Nestled between the Ionian Sea and the verdant hills of central Corfu, Benitses has a distinctive geographical setting as a seaside village with mountainous landscapes.

The village lies along a sheltered bay, which contributes to its calm and clear waters. This protected coastal environment makes Benitses an ideal spot for various water activities such as swimming, snorkeling, and boating. The beaches of Benitses are a mix of pebbly and sandy stretches, fringed by tamarisk trees and other Mediterranean vegetation, offering picturesque spots for relaxation and recreation.

== Benitses in Recent History ==
During the Venetian rule of Corfu, Benitses was a small yet strategically important settlement. The village frequently faced attacks, particularly from Ottoman forces in the 16th and 17th centuries. Significant Ottoman assaults occurred in 1537, 1571, and 1716, each leaving Benitses in ruins and shaping its resilient character. Despite these challenges, the community persisted, focusing on agriculture, especially olive oil production, aided by numerous water-powered millstones by the early 19th century.

In the 20th century, Benitses played a crucial role during World War I when it hosted the Serbian army and government in exile. A temporary hospital was established in the San Stefano area to care for the wounded soldiers. The village saw further upheaval during World War II under Italian occupation, with significant impacts on the local community and infrastructure. The Vandoros building, a tall neoclassical structure at the entrance of Benitses old port, housed an Italian family during the occupation and later served as headquarters for the right-wing partisan group EDES after the war.

The post-war years marked a significant transformation for Benitses, especially with the arrival of the first tourists in the 1960s. The 1970s and 1980s were a golden era, with the region's nightlife and the iconic "Spiros on the Beach" restaurant becoming a hub for both locals and tourists.

== Tourism in Benitses ==
Tourism in Benitses has undergone significant transformation over the decades, evolving from a tranquil fishing village into a bustling tourist destination. In the early 1960s, Benitses began to attract its first wave of tourists, drawn by its picturesque landscapes, mild climate, and charming local culture. This period marked the arrival of numerous celebrities and affluent visitors such as Vivien Leigh, Laurence Olivier, and Paul McCartney, who were captivated by the village’s serene beauty and used it as a retreat from their hectic lives.

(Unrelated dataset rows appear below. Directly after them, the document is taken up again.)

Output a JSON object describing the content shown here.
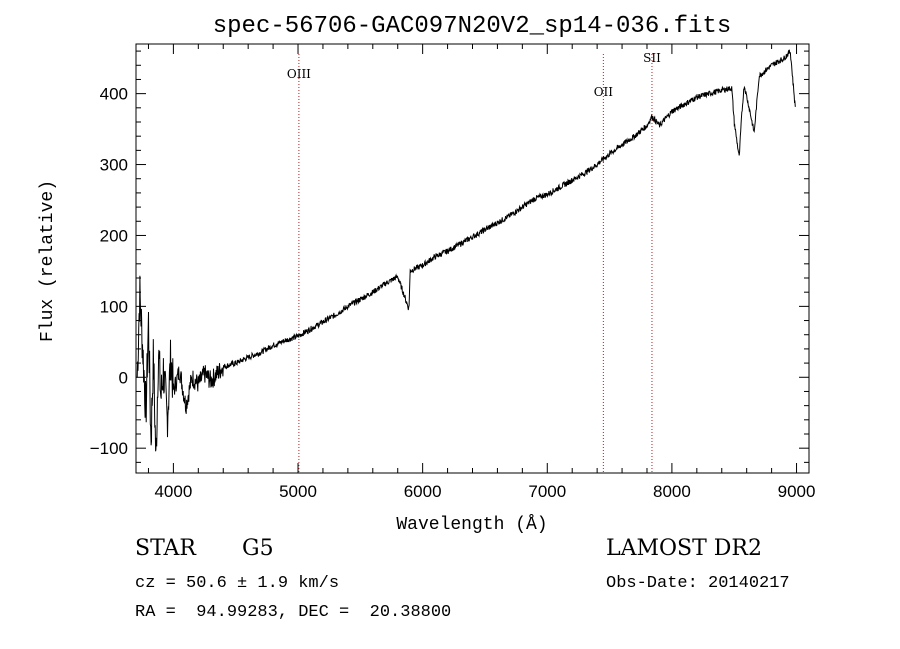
{
  "chart_data": {
    "type": "line",
    "title": "spec-56706-GAC097N20V2_sp14-036.fits",
    "xlabel": "Wavelength (Å)",
    "ylabel": "Flux (relative)",
    "xlim": [
      3700,
      9100
    ],
    "ylim": [
      -135,
      470
    ],
    "xticks": [
      4000,
      5000,
      6000,
      7000,
      8000,
      9000
    ],
    "yticks": [
      -100,
      0,
      100,
      200,
      300,
      400
    ],
    "grid": false,
    "legend": "none",
    "line_color": "#000000",
    "marker_color": "#b22222",
    "lines": [
      {
        "label": "OIII",
        "x": 5007
      },
      {
        "label": "OII",
        "x": 7450
      },
      {
        "label": "SII",
        "x": 7840
      }
    ],
    "series": [
      {
        "x": [
          3710,
          3730,
          3760,
          3780,
          3800,
          3820,
          3840,
          3860,
          3880,
          3900,
          3920,
          3950,
          3980,
          4000,
          4050,
          4100,
          4150,
          4200,
          4250,
          4300,
          4350,
          4400,
          4500,
          4600,
          4700,
          4800,
          4900,
          5000,
          5100,
          5200,
          5300,
          5400,
          5500,
          5600,
          5700,
          5800,
          5890,
          5900,
          6000,
          6100,
          6200,
          6300,
          6400,
          6500,
          6600,
          6700,
          6800,
          6900,
          7000,
          7100,
          7200,
          7300,
          7400,
          7450,
          7500,
          7600,
          7700,
          7800,
          7840,
          7900,
          8000,
          8100,
          8200,
          8300,
          8400,
          8480,
          8500,
          8540,
          8560,
          8580,
          8620,
          8660,
          8700,
          8800,
          8900,
          8950,
          8990
        ],
        "y": [
          0,
          120,
          20,
          -50,
          80,
          -90,
          30,
          -120,
          40,
          -30,
          10,
          -60,
          30,
          -20,
          10,
          -40,
          0,
          -10,
          5,
          -5,
          5,
          15,
          20,
          28,
          35,
          45,
          52,
          58,
          68,
          78,
          88,
          100,
          110,
          120,
          132,
          142,
          96,
          150,
          158,
          170,
          178,
          188,
          198,
          208,
          218,
          228,
          240,
          252,
          258,
          268,
          278,
          288,
          300,
          308,
          315,
          328,
          340,
          355,
          368,
          355,
          375,
          385,
          395,
          400,
          405,
          408,
          360,
          310,
          370,
          412,
          380,
          345,
          425,
          440,
          450,
          460,
          380
        ]
      }
    ]
  },
  "info": {
    "class_label": "STAR",
    "subclass_label": "G5",
    "survey_label": "LAMOST DR2",
    "redshift_line": "cz = 50.6 ± 1.9 km/s",
    "obs_date_line": "Obs-Date: 20140217",
    "coords_line": "RA =  94.99283, DEC =  20.38800"
  }
}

The 1970s and 1980s witnessed the golden era of tourism in Benitses. The village became renowned for its vibrant nightlife, epitomized by the famous "Spiros on the Beach" restaurant, which quickly became a legendary spot for both locals and tourists. During this time, Benitses gained a reputation as a hotspot for organized tourism, attracting young visitors seeking sun, sea, and lively entertainment. The influx of tourists brought significant economic benefits to the village, with many local businesses thriving on the tourism boom.

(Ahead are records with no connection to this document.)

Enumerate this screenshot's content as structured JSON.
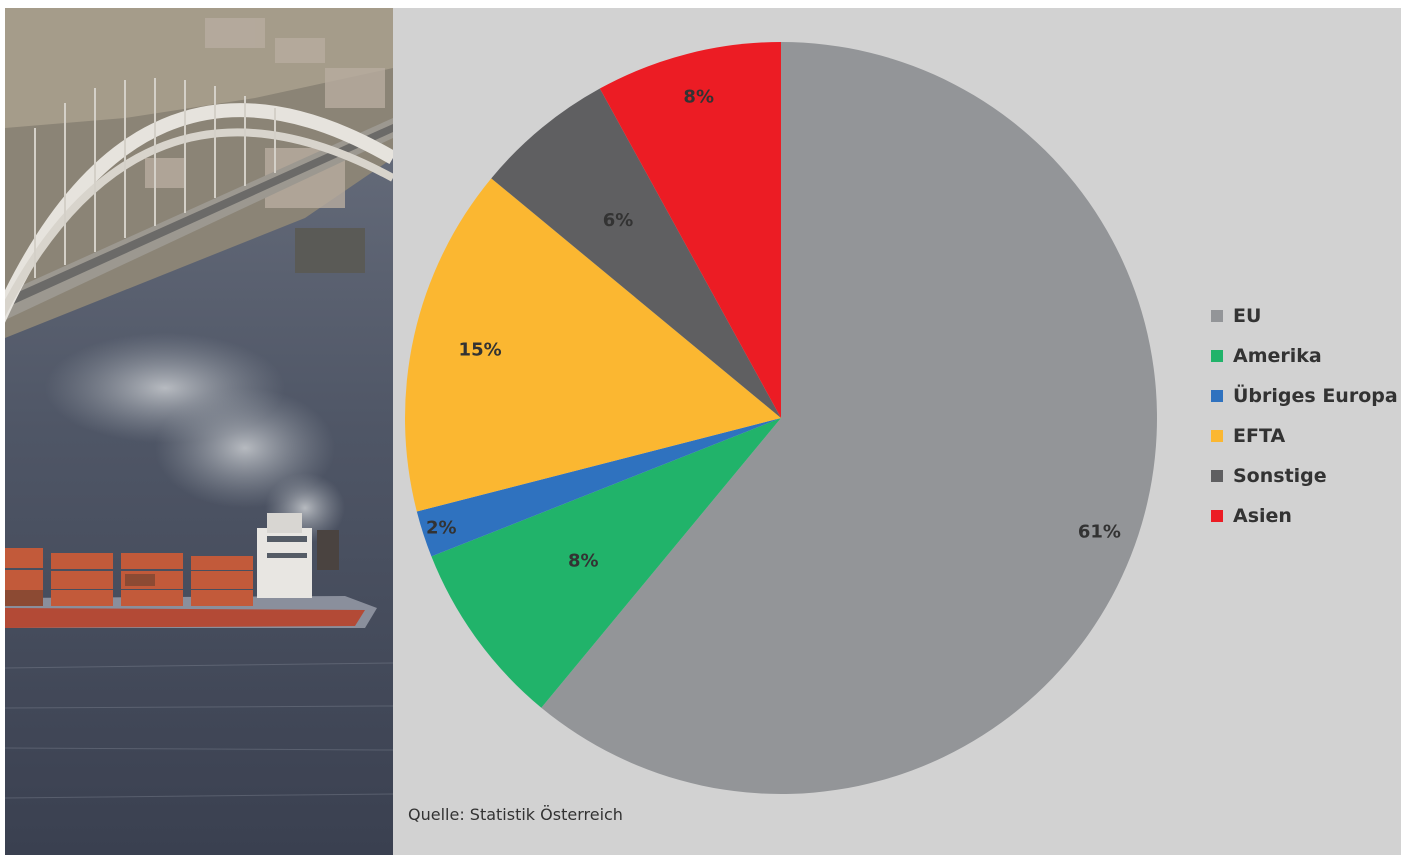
{
  "chart_data": {
    "type": "pie",
    "categories": [
      "EU",
      "Amerika",
      "Übriges Europa",
      "EFTA",
      "Sonstige",
      "Asien"
    ],
    "values": [
      61,
      8,
      2,
      15,
      6,
      8
    ],
    "value_labels": [
      "61%",
      "8%",
      "2%",
      "15%",
      "6%",
      "8%"
    ],
    "colors": [
      "#939598",
      "#21b36a",
      "#2f72bf",
      "#fbb731",
      "#5f5f61",
      "#ec1c24"
    ],
    "start_angle": "12 o'clock",
    "direction": "clockwise",
    "legend_placement": "right",
    "source": "Quelle: Statistik Österreich"
  },
  "photo": {
    "subject": "container-ship-under-arch-bridge"
  }
}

However, the surge in tourism also brought challenges. The rapid development to accommodate tourists led to environmental and infrastructural strains. In the 1990s and early 2000s, Benitses faced a decline in its tourist appeal due to over-commercialization and competition from other emerging tourist destinations. Efforts to revitalise tourism in the village included improving infrastructure, promoting sustainable tourism practices, and preserving its historical and cultural heritage.

In recent years, Benitses has developed as a tourist destination. The opening of accommodations, such as the Angsana resort in 2020, reflects a shift towards upscale tourism, attracting visitors seeking both comfort and local culture experiences. Benitses combines its historical character with contemporary tourism infrastructure.